According to One Click Retail, Amazon was responsible for roughly 44% of all measurable U.S. e-commerce sales in 2017. That translates into just 4% of total U.S. retail sales, so we’re not quite seeing Walmart levels of market dominance just yet. But with e-commerce accounting for most of the retail industry’s recent growth, that’s a staggering share level to enjoy – especially since it’s still climbing.

One Click Retail also called 2017 a “watershed year” for private-label sales at Amazon, which generated an estimated $150 million in just two product categories: home goods and electronics. Consumer product manufacturers have long dealt with own brand-minded retailers, but Amazon could easily prove to be the most adversarial “frenemy” yet.

Amazon’s potential industry dominance, however, isn’t just about sales. It’s also about the perception of the company among both consumers and the recent wave of new consumer product manufacturers.

For consumers, Amazon is the first place to go when they want to buy something. More than 50% of online product searches begin on Amazon.com, according to One Click. Amazon isn’t quite synonymous with e-commerce, but it’s always top of mind. And then there’s Amazon’s ability to anticipate shifts in shopping behavior and do more than anyone else to facilitate those changes: Dash and Alexa both seemed like publicity stunts – until they turned out to be legitimate transactional channels.

Meanwhile, for new manufacturers, Amazon is the first place to go when they want to sell something. Now that online shopping is commonplace across all categories, market entry for even packaged goods has become a lot simpler than it was in the old days of store-to-store cold calls. Mike Senackerib, a former chief marketing officer at Campbell Soup Co. and general manager at Kraft Foods, launched a new healthy snack brand last November in two steps: direct-to-consumer sales first, a distribution deal with Amazon second.

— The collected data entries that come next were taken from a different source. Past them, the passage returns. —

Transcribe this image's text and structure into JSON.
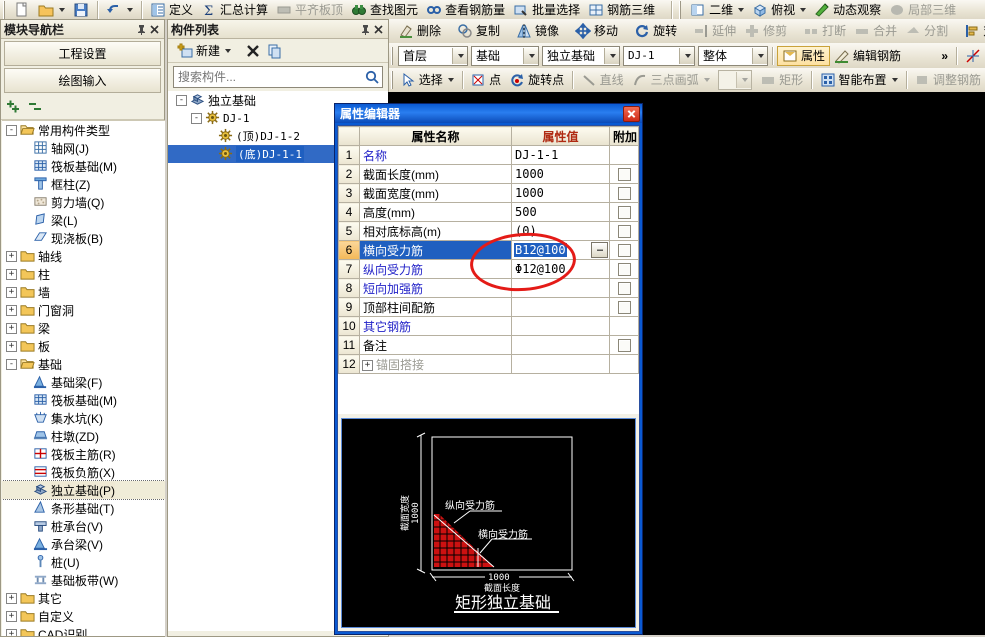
{
  "app": {
    "main_toolbar_left": [
      {
        "name": "new-file",
        "label": "",
        "icon": "page-icon"
      },
      {
        "name": "open-file",
        "label": "",
        "icon": "folder-icon",
        "caret": true
      },
      {
        "name": "save-file",
        "label": "",
        "icon": "floppy-icon"
      },
      {
        "name": "undo",
        "label": "",
        "icon": "undo-icon",
        "caret": true
      }
    ],
    "main_toolbar_items": [
      {
        "name": "define",
        "label": "定义",
        "icon": "define-icon",
        "disabled": false
      },
      {
        "name": "summary-calc",
        "label": "汇总计算",
        "icon": "sigma-icon",
        "disabled": false
      },
      {
        "name": "level-top",
        "label": "平齐板顶",
        "icon": "level-icon",
        "disabled": true
      },
      {
        "name": "find-element",
        "label": "查找图元",
        "icon": "binoculars-icon",
        "disabled": false
      },
      {
        "name": "view-rebar-qty",
        "label": "查看钢筋量",
        "icon": "rebar-qty-icon",
        "disabled": false
      },
      {
        "name": "batch-select",
        "label": "批量选择",
        "icon": "batch-icon",
        "disabled": false
      },
      {
        "name": "rebar-3d",
        "label": "钢筋三维",
        "icon": "rebar3d-icon",
        "disabled": false
      }
    ],
    "view_toolbar_items": [
      {
        "name": "two-d",
        "label": "二维",
        "icon": "2d-icon",
        "caret": true,
        "disabled": false
      },
      {
        "name": "top-view",
        "label": "俯视",
        "icon": "topview-icon",
        "caret": true,
        "disabled": false
      },
      {
        "name": "dynamic-observe",
        "label": "动态观察",
        "icon": "dynamic-icon",
        "disabled": false
      },
      {
        "name": "local-3d",
        "label": "局部三维",
        "icon": "local3d-icon",
        "disabled": true
      }
    ],
    "edit_toolbar_items": [
      {
        "name": "delete",
        "label": "删除",
        "icon": "eraser-icon",
        "disabled": false
      },
      {
        "name": "copy",
        "label": "复制",
        "icon": "copy-icon",
        "disabled": false
      },
      {
        "name": "mirror",
        "label": "镜像",
        "icon": "mirror-icon",
        "disabled": false
      },
      {
        "name": "move",
        "label": "移动",
        "icon": "move-icon",
        "disabled": false
      },
      {
        "name": "rotate",
        "label": "旋转",
        "icon": "rotate-icon",
        "disabled": false
      },
      {
        "name": "extend",
        "label": "延伸",
        "icon": "extend-icon",
        "disabled": true
      },
      {
        "name": "trim",
        "label": "修剪",
        "icon": "trim-icon",
        "disabled": true
      },
      {
        "name": "break",
        "label": "打断",
        "icon": "break-icon",
        "disabled": true
      },
      {
        "name": "merge",
        "label": "合并",
        "icon": "merge-icon",
        "disabled": true
      },
      {
        "name": "split",
        "label": "分割",
        "icon": "split-icon",
        "disabled": true
      },
      {
        "name": "align",
        "label": "对齐",
        "icon": "align-icon",
        "disabled": false
      }
    ],
    "context_bar": {
      "selects": [
        {
          "name": "floor-select",
          "value": "首层"
        },
        {
          "name": "category-select",
          "value": "基础"
        },
        {
          "name": "component-type-select",
          "value": "独立基础"
        },
        {
          "name": "component-select",
          "value": "DJ-1"
        },
        {
          "name": "whole-select",
          "value": "整体"
        }
      ],
      "buttons": [
        {
          "name": "properties-button",
          "label": "属性",
          "icon": "properties-icon"
        },
        {
          "name": "edit-rebar-button",
          "label": "编辑钢筋",
          "icon": "edit-rebar-icon"
        }
      ],
      "overflow_label": "»"
    },
    "draw_bar": {
      "items": [
        {
          "name": "select-tool",
          "label": "选择",
          "icon": "cursor-icon",
          "caret": true,
          "disabled": false
        },
        {
          "name": "point-tool",
          "label": "点",
          "icon": "point-icon",
          "disabled": false
        },
        {
          "name": "rotate-point-tool",
          "label": "旋转点",
          "icon": "rotate-point-icon",
          "disabled": false
        },
        {
          "name": "line-tool",
          "label": "直线",
          "icon": "line-icon",
          "disabled": true
        },
        {
          "name": "three-point-arc-tool",
          "label": "三点画弧",
          "icon": "arc-icon",
          "caret": true,
          "disabled": true
        },
        {
          "name": "rect-tool",
          "label": "矩形",
          "icon": "rect-icon",
          "disabled": true
        },
        {
          "name": "smart-layout-tool",
          "label": "智能布置",
          "icon": "smart-icon",
          "caret": true,
          "disabled": false
        },
        {
          "name": "adjust-rebar-tool",
          "label": "调整钢筋",
          "icon": "adjust-rebar-icon",
          "disabled": true
        }
      ],
      "empty_combo_value": ""
    }
  },
  "module_panel": {
    "title": "模块导航栏",
    "nav_buttons": [
      {
        "name": "project-settings",
        "label": "工程设置"
      },
      {
        "name": "drawing-input",
        "label": "绘图输入"
      }
    ],
    "tree": [
      {
        "label": "常用构件类型",
        "depth": 0,
        "icon": "folder-open-icon",
        "expander": "-"
      },
      {
        "label": "轴网(J)",
        "depth": 1,
        "icon": "grid-icon"
      },
      {
        "label": "筏板基础(M)",
        "depth": 1,
        "icon": "raft-icon"
      },
      {
        "label": "框柱(Z)",
        "depth": 1,
        "icon": "column-icon"
      },
      {
        "label": "剪力墙(Q)",
        "depth": 1,
        "icon": "shearwall-icon"
      },
      {
        "label": "梁(L)",
        "depth": 1,
        "icon": "beam-icon"
      },
      {
        "label": "现浇板(B)",
        "depth": 1,
        "icon": "slab-icon"
      },
      {
        "label": "轴线",
        "depth": 0,
        "icon": "folder-icon",
        "expander": "+"
      },
      {
        "label": "柱",
        "depth": 0,
        "icon": "folder-icon",
        "expander": "+"
      },
      {
        "label": "墙",
        "depth": 0,
        "icon": "folder-icon",
        "expander": "+"
      },
      {
        "label": "门窗洞",
        "depth": 0,
        "icon": "folder-icon",
        "expander": "+"
      },
      {
        "label": "梁",
        "depth": 0,
        "icon": "folder-icon",
        "expander": "+"
      },
      {
        "label": "板",
        "depth": 0,
        "icon": "folder-icon",
        "expander": "+"
      },
      {
        "label": "基础",
        "depth": 0,
        "icon": "folder-open-icon",
        "expander": "-"
      },
      {
        "label": "基础梁(F)",
        "depth": 1,
        "icon": "found-beam-icon"
      },
      {
        "label": "筏板基础(M)",
        "depth": 1,
        "icon": "raft-icon"
      },
      {
        "label": "集水坑(K)",
        "depth": 1,
        "icon": "sump-icon"
      },
      {
        "label": "柱墩(ZD)",
        "depth": 1,
        "icon": "pier-icon"
      },
      {
        "label": "筏板主筋(R)",
        "depth": 1,
        "icon": "main-rebar-icon"
      },
      {
        "label": "筏板负筋(X)",
        "depth": 1,
        "icon": "neg-rebar-icon"
      },
      {
        "label": "独立基础(P)",
        "depth": 1,
        "icon": "isolated-footing-icon",
        "selected": true
      },
      {
        "label": "条形基础(T)",
        "depth": 1,
        "icon": "strip-footing-icon"
      },
      {
        "label": "桩承台(V)",
        "depth": 1,
        "icon": "pile-cap-icon"
      },
      {
        "label": "承台梁(V)",
        "depth": 1,
        "icon": "cap-beam-icon"
      },
      {
        "label": "桩(U)",
        "depth": 1,
        "icon": "pile-icon"
      },
      {
        "label": "基础板带(W)",
        "depth": 1,
        "icon": "found-strip-icon"
      },
      {
        "label": "其它",
        "depth": 0,
        "icon": "folder-icon",
        "expander": "+"
      },
      {
        "label": "自定义",
        "depth": 0,
        "icon": "folder-icon",
        "expander": "+"
      },
      {
        "label": "CAD识别",
        "depth": 0,
        "icon": "folder-icon",
        "expander": "+"
      }
    ]
  },
  "component_panel": {
    "title": "构件列表",
    "buttons": [
      {
        "name": "new-component-button",
        "label": "新建",
        "icon": "new-icon",
        "caret": true
      },
      {
        "name": "delete-component-button",
        "label": "",
        "icon": "delete-x-icon"
      },
      {
        "name": "copy-component-button",
        "label": "",
        "icon": "copy-doc-icon"
      }
    ],
    "search_placeholder": "搜索构件...",
    "search_value": "",
    "tree": [
      {
        "label": "独立基础",
        "depth": 0,
        "icon": "isolated-footing-icon",
        "expander": "-"
      },
      {
        "label": "DJ-1",
        "depth": 1,
        "icon": "gear-icon",
        "expander": "-"
      },
      {
        "label": "(顶)DJ-1-2",
        "depth": 2,
        "icon": "gear-icon"
      },
      {
        "label": "(底)DJ-1-1",
        "depth": 2,
        "icon": "gear-icon",
        "selected": true
      }
    ]
  },
  "dialog": {
    "title": "属性编辑器",
    "close_label": "×",
    "headers": {
      "index": "",
      "name": "属性名称",
      "value": "属性值",
      "extra": "附加"
    },
    "rows": [
      {
        "n": "1",
        "name": "名称",
        "name_blue": true,
        "value": "DJ-1-1",
        "chk": false
      },
      {
        "n": "2",
        "name": "截面长度(mm)",
        "name_blue": false,
        "value": "1000",
        "chk": true
      },
      {
        "n": "3",
        "name": "截面宽度(mm)",
        "name_blue": false,
        "value": "1000",
        "chk": true
      },
      {
        "n": "4",
        "name": "高度(mm)",
        "name_blue": false,
        "value": "500",
        "chk": true
      },
      {
        "n": "5",
        "name": "相对底标高(m)",
        "name_blue": false,
        "value": "(0)",
        "chk": true
      },
      {
        "n": "6",
        "name": "横向受力筋",
        "name_blue": true,
        "value": "B12@100",
        "chk": true,
        "selected": true,
        "editing": true,
        "has_ellipsis": true
      },
      {
        "n": "7",
        "name": "纵向受力筋",
        "name_blue": true,
        "value": "Φ12@100",
        "chk": true
      },
      {
        "n": "8",
        "name": "短向加强筋",
        "name_blue": true,
        "value": "",
        "chk": true
      },
      {
        "n": "9",
        "name": "顶部柱间配筋",
        "name_blue": false,
        "value": "",
        "chk": true
      },
      {
        "n": "10",
        "name": "其它钢筋",
        "name_blue": true,
        "value": "",
        "chk": false
      },
      {
        "n": "11",
        "name": "备注",
        "name_blue": false,
        "value": "",
        "chk": true
      },
      {
        "n": "12",
        "name": "锚固搭接",
        "name_blue": false,
        "value": "",
        "chk": false,
        "expander": "+",
        "gray": true
      }
    ],
    "preview": {
      "caption": "矩形独立基础",
      "dim_bottom": "1000",
      "dim_bottom_label": "截面长度",
      "dim_left": "1000",
      "dim_left_label": "截面宽度",
      "leader_top": "纵向受力筋",
      "leader_bottom": "横向受力筋"
    },
    "annotation": {
      "shape": "ellipse",
      "color": "#e41b17"
    }
  },
  "colors": {
    "dialog_title": "#0a5ad2",
    "value_header": "#f6c479",
    "selection": "#316ac5",
    "annotation_red": "#e41b17",
    "model_green": "#aeb763",
    "axis_red": "#aa0000",
    "axis_green": "#00aa00"
  }
}
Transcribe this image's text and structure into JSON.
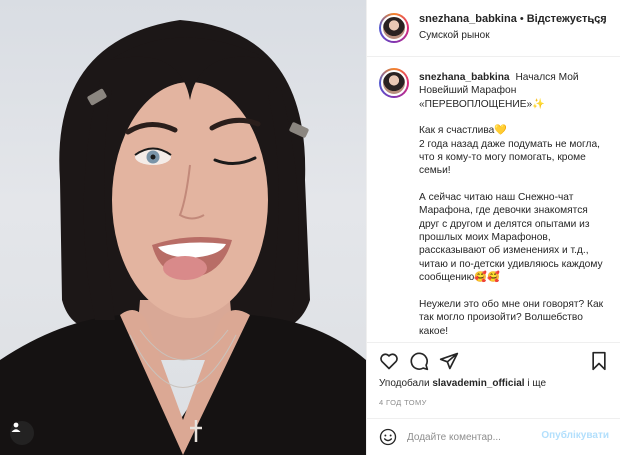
{
  "post": {
    "username": "snezhana_babkina",
    "separator": "•",
    "follow_label": "Відстежується",
    "location": "Сумской рынок",
    "more_label": "···"
  },
  "caption": {
    "username": "snezhana_babkina",
    "paragraphs": [
      "Начался Мой Новейший Марафон «ПЕРЕВОПЛОЩЕНИЕ»✨",
      "Как я счастлива💛\n2 года назад даже подумать не могла, что я кому-то могу помогать, кроме семьи!",
      "А сейчас читаю наш Снежно-чат Марафона, где девочки знакомятся друг с другом и делятся опытами из прошлых моих Марафонов, рассказывают об изменениях и т.д., читаю и по-детски удивляюсь каждому сообщению🥰🥰",
      "Неужели это обо мне они говорят? Как так могло произойти? Волшебство какое!"
    ]
  },
  "engagement": {
    "likes_prefix": "Уподобали",
    "liker": "slavademin_official",
    "likes_suffix": "і ще",
    "time_ago": "4 год тому"
  },
  "comment": {
    "placeholder": "Додайте коментар...",
    "post_label": "Опублікувати"
  },
  "icons": {
    "like": "heart-icon",
    "comment": "comment-icon",
    "share": "paper-plane-icon",
    "save": "bookmark-icon",
    "emoji": "smiley-icon",
    "tag": "person-tag-icon"
  },
  "colors": {
    "text": "#262626",
    "muted": "#8e8e8e",
    "border": "#efefef",
    "post_disabled": "#b2dffc"
  }
}
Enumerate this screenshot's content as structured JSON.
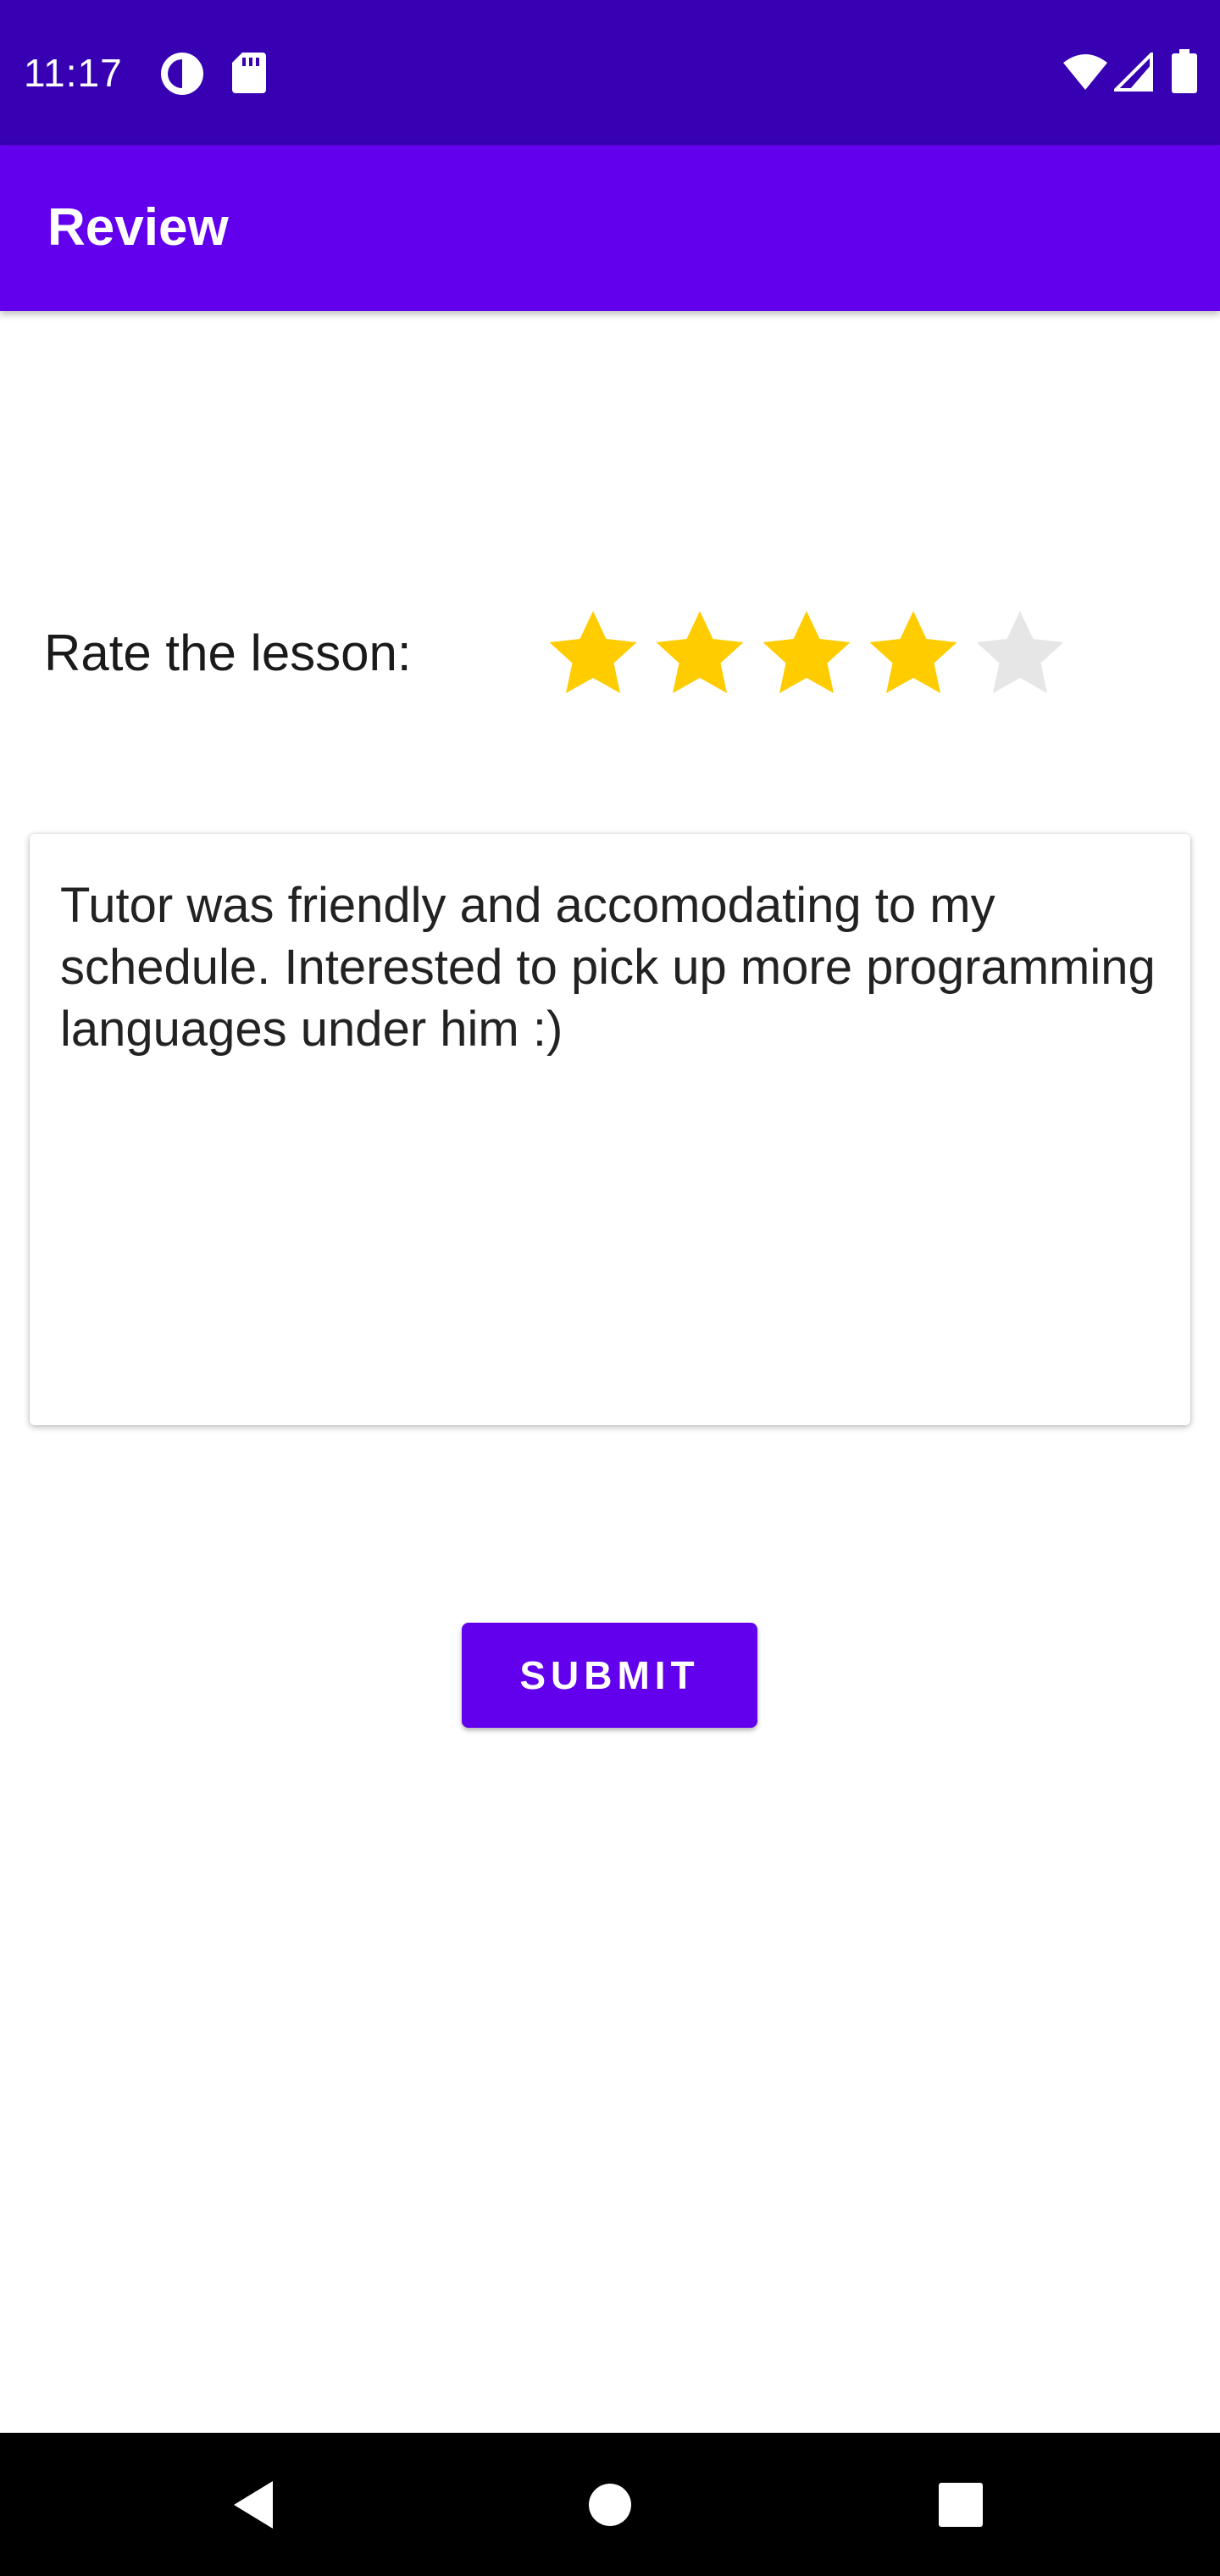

But Amazon is able to take its supplier relationships further, and in directions other retailers can’t, by providing many of the back-end services that startup companies need. The retailer ranks quite highly as a provider of digital commerce solutions in Consumer Goods Technology’s 2018 Readers’ Choice survey, the results of which will be released this month. (Incidentally, a couple of shopper marketing agencies also turn up as technology-driven solution providers this year – another future trend to consider.)

The bottom line here is that buying Target would give Amazon another critical weapon in its efforts to become the leading player in U.S. retail. But it doesn’t necessarily need Target to achieve that goal.

Does that mean everyone else should give up and go home? Not just yet. Not as long as they’re still building new malls. And not as long as there are still 52-year-old creatures of habit shopping in them.